Le nouveau ministère est presque identique au précédent, mais il n'est plus l'émanation de la volonté du chef de l'État. Le parti, où s'exerce un pouvoir collégial, est de toute évidence la puissance motrice : c'est lui qui, en priorité, accorde sa confiance au nouveau gouvernement ; c'est lui encore qui approuve, fin octobre, la nomination de deux vice-présidents de la République : Ali Sabri et Hussein el Chafei, représentant également les deux orientations du nassérisme.

Le poste clé de secrétaire général de l'Union socialiste arabe (que détenait Nasser) est confié, en revanche, à un homme appartenant au clan prosoviétique, Mohsen Aboul Nour, proche du ministre de l'Intérieur.

Contre toute attente, le président Sadate ne tarde pas à se distinguer de ceux qui l'ont hissé au pouvoir et, par la même occasion, à s'assurer une certaine popularité dans le pays. Le 31 octobre 1970, le gouvernement décrète la baisse des prix de nombreux biens de consommation courante (thé, sucre, pétrole d'allumage, chaussures, lainages, postes de radio, réfrigérateurs, etc.). Des augmentations de salaires sont accordées à 150 000 ouvriers du secteur public. La décision est prise d'établir 400 centres sanitaires dans les campagnes en faveur de plus de 3 millions de paysans.

Libéralisation

Le chef de l'État, à qui l'on attribue tout le mérite de ces mesures, fait également figure de défenseur de l'ordre et de la légalité. Le 30 décembre, il charge le Premier ministre de procéder à la liquidation des séquestres et décrète que désormais aucune propriété ne sera saisie, sauf par décision judiciaire, sanctionnée par un jury de citoyens. Le 9 février 1971, l'administration de la réforme agraire restitue à 800 propriétaires leurs terres séquestrées sous le régime de Nasser. Le président Sadate se fait l'interprète des classes moyennes, avides d'une libéralisation économique et politique, de stabilité constitutionnelle et d'un retour à un parlementarisme de type occidental, en opposition à l'omnipotence du parti unique, défendue par l'aile gauchisante du nassérisme.

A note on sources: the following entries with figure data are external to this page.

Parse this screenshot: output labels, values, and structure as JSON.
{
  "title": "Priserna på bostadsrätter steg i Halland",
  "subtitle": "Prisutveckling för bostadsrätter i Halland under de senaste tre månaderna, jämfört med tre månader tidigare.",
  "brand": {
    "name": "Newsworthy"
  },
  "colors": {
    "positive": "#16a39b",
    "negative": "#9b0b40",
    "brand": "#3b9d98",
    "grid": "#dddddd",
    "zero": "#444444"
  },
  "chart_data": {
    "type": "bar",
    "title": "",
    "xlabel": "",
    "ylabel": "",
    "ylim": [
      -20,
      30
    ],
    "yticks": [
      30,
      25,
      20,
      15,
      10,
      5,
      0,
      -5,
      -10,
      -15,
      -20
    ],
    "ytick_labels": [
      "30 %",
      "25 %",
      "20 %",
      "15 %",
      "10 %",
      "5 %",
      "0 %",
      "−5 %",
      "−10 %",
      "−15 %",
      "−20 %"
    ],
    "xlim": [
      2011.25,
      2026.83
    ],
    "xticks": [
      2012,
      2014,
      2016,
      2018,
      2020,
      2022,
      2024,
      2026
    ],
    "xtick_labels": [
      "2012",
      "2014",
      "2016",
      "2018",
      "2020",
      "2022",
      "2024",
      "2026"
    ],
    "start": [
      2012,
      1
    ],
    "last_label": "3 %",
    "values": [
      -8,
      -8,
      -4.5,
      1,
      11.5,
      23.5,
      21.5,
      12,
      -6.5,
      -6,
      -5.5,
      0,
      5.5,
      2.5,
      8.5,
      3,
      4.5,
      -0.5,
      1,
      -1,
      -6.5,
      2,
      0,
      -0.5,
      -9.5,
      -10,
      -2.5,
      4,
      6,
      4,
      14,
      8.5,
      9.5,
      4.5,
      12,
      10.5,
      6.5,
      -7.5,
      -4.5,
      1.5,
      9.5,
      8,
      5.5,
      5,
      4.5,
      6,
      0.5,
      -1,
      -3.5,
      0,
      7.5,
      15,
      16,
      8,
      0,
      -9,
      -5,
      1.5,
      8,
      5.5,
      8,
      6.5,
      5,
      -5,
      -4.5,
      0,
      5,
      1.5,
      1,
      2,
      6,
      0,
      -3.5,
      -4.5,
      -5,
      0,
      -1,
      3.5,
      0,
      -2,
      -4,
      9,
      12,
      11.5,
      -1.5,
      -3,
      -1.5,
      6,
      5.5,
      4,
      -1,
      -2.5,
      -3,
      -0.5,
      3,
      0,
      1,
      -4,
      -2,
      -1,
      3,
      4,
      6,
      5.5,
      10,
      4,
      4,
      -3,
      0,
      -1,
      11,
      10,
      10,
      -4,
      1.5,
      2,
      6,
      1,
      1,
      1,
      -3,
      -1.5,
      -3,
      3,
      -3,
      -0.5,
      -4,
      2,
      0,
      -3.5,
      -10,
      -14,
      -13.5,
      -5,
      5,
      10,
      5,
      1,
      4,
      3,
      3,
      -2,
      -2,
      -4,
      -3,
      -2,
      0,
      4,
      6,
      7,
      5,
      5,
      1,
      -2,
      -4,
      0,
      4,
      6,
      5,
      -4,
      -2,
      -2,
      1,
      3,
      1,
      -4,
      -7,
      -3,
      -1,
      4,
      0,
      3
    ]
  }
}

Le schisme entre les deux clans parait encore plus profond dans le domaine de la politique étrangère. D'abord feutré, le conflit éclate en février et en mars 1971 à l'occasion du renouvellement du cessez-le-feu sur le canal de Suez. À deux reprises, le groupe Chaaraoui Gomaa-Ali Sabri-Sami Charaf se prononce pour la fin de la trêve, pour une politique de fermeté à l'égard à la fois d'Israël et des États-Unis.

Le président Sadate et ses amis, qui prônent la conciliation, sont mis en minorité en mars au Comité exécutif suprême de l'Union socialiste arabe. Pourtant, ils se réclament de la politique du président disparu. Nasser n'avait-il pas accepté dans son intégralité, en juillet 1970, le plan Rogers ?

Ouverture

Fidèle à cette tactique dite de la main tendue, le président Sadate écrit le 5 mars 1971 à Richard Nixon. Il laisse entendre que Le Caire pourrait reprendre ses relations diplomatiques avec Washington si les États-Unis exerçaient des pressions suffisantes pour amener les Israéliens à évacuer les territoires occupés. L'initiative est fondée sur une thèse que ne cesse de défendre le rédacteur en chef d'Al Ahram, Mohamed Hassanein Heykal. L'ancien confident de Nasser, devenu l'idéologue du courant modéré, soutient que seuls les États-Unis peuvent exercer une influence sur Israël et que l'Égypte se doit d'obtenir au moins la neutralité bienveillante des Américains. En mars, une violente polémique éclate dans la presse. Les principaux dirigeants de l'aile gauche du parti dénoncent le « déviationnisme », le « défaitisme », voire la « trahison » de H. Heykal. Le chef de l'État est indirectement visé par cette manœuvre.

La crise

Les censeurs du président Sadate désapprouvent également certains aspects de sa politique dans le monde arabe. En particulier, l'accord conclu le 17 avril 1971, à Benghazi, aux termes duquel l'Égypte, la Libye et la Syrie décidèrent de se fédérer. Au Comité exécutif suprême et au Comité central du parti, Ali Sabri met en accusation le chef de l'État. Il dénonce l'accord dans sa forme comme sur le fond. La fédération, soutient-il, est artificielle, puisqu'elle regroupe des pays dotés de systèmes politiques et économiques différents ; le président Sadate, ajoute-t-il, n'avait pas le droit d'engager son pays dans cette opération sans se référer aux organisations dirigeantes du pays.